Honduran Geishas sometimes carry a more herbal flavor and, in contrast to other Geishas, a less fruity taste. Chocolate, vanilla, hazelnut, and honey melon are common flavor notes.
Costa Rican Geisha
Costa Rican Geishas are often particularly light in body and often carry a gentle aroma with a floral, light (not sappy/overpowering) sweetness.
Gesha often carries notes of violets, honey and blackcurrant, but can even carry more exotic notes like lime. Generally, the profile is somewhat floral/herby and is sometimes characterized as “grassy”.
We decided to take a special look at Panama Geisha with a bit of a taste test of La Colombe’s natural washed Geisha.
This Geisha appeared to be a light to medium roast and the label indicated notes of blueberry honey, passionfruit, and lilac.

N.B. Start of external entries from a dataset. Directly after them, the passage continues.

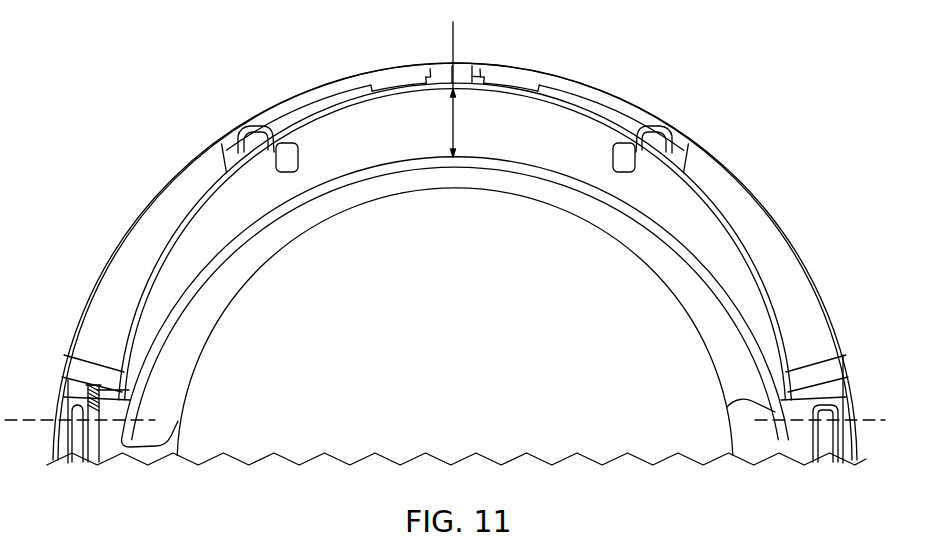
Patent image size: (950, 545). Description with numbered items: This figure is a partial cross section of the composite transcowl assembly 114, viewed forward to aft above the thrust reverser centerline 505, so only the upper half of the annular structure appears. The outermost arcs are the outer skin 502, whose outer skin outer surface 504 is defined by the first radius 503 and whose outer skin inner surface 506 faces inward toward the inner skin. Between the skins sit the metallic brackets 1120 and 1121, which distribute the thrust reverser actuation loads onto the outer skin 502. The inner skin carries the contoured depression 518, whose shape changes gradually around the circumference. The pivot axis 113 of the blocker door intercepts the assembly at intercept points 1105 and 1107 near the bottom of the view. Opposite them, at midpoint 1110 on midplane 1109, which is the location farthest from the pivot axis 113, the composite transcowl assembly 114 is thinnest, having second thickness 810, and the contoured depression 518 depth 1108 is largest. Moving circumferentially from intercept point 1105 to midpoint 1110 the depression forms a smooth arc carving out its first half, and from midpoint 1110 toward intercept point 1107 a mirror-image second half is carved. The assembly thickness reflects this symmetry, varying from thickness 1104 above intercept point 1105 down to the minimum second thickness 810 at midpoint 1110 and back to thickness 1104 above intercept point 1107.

The outer skin 502 is at (188, 163).
The outer skin outer surface 504 is at (348, 78).
The outer skin inner surface 506 is at (150, 214).
The contoured depression 518 is at (419, 145).
The second thickness 810 is at (486, 68).
The composite transcowl assembly 114 is at (732, 170).
The first radius 503 is at (750, 255).
The thickness 1104 is at (103, 354).
The intercept point 1105 is at (178, 421).
The intercept point 1107 is at (726, 407).
The pivot axis 113 is at (37, 424).
The thrust reverser centerline 505 is at (458, 452).
The contoured depression depth 1108 is at (456, 122).
The midplane 1109 is at (455, 33).
The midpoint 1110 is at (453, 62).
The metallic bracket 1120 is at (290, 109).
The metallic bracket 1121 is at (632, 111).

We found it to be an all around excellent coffee! The thing that really differentiated it from most non-Geisha coffee was its lightness. Even when brewed relatively strong (Aeropress with 20g/230mL at 1:45), the texture was remarkably soft/gentle.
The notes that stuck out were the blueberry honey and lilac. The passionfruit wasn’t particularly detectable. Versus other coffees featuring fruity flavors, this Geisha came across as less syrupy or less like a jam/marmalade. If this price wasn’t so high, this could easily make for an everyday cup of coffee its profile was overall very subtle.
What Roast is Ideal for Geisha?
Generally, Geishas are light to medium roasted to preserve more exotic flavor notes. As roasting increases, notes of roasted hazelnuts and butter make guest appearances in the flavor profiles.
Coffee made with darker roasted Geishas carries the potential to taste a bit burnt- but don't count out dark roasted Geisha just yet! Espresso brewed using the dark roasted Geisha can be sublime, with an aroma akin to perfume. With a flavor profile including roasted hazelnuts, espresso made from dark roasted Geisha is a must try!